Cooking is great for your mental health in two ways. The first is that preparing and cooking a tasty meal can help you feel really satisfied, and the concentration required to cook boosts your ability to focus and be patient.

Gerald Lombardo, CEO of CauZmik, says, “Cooking is a nourishing experience and requires a lot of brain power, so engaging with the activity is a great way to activate and train your brain.”

Additionally, the foods you choose to eat can also help your brain function. Foods high in omega-3 fats and protein help promote brain health and growth, keeping it strong as you age. When choosing your meals, be conscious not to overspend, as the costs of groceries are rising, so you may have to alternate your diet to combat this.

6. Social Activities

Loneliness is one of the leading causes of depression and poor mental health in older adults. Being alone without social interaction can accelerate the deterioration of your mental capabilities, making it super important to try and avoid isolation.

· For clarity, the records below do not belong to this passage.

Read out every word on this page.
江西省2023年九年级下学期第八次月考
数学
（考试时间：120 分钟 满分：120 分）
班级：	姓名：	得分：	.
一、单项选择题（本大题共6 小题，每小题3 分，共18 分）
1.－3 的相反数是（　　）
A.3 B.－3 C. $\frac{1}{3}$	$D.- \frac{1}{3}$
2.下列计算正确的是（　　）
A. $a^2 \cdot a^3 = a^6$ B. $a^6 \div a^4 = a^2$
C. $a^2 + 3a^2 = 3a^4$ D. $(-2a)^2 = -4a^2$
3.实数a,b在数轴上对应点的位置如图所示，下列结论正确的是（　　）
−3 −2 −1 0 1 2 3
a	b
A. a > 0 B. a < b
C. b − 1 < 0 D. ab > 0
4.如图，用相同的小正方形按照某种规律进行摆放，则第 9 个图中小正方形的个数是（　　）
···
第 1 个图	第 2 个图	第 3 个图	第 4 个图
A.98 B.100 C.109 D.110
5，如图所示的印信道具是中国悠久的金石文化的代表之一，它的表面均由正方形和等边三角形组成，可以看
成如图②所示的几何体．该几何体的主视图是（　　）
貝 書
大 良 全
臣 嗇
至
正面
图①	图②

As an older adult, try to see family often, speak with and spend time with other seniors, and interact with the broader community as best as possible.

Tim White, Founder of Milepro, says, “Life is all about sharing, so make sure to surround yourself with people, even as you age. Find groups with a shared interest with you, and you’ll be able to tackle the issue of loneliness, helping your mental health.


Mental fitness as an older adult is essential, as it can help prevent the loss of cognitive ability, ensuring that you can remember, problem-solve, and use your mind effectively.

You can do plenty of great activities to train your brain and keep it fit, starting with these suggestions.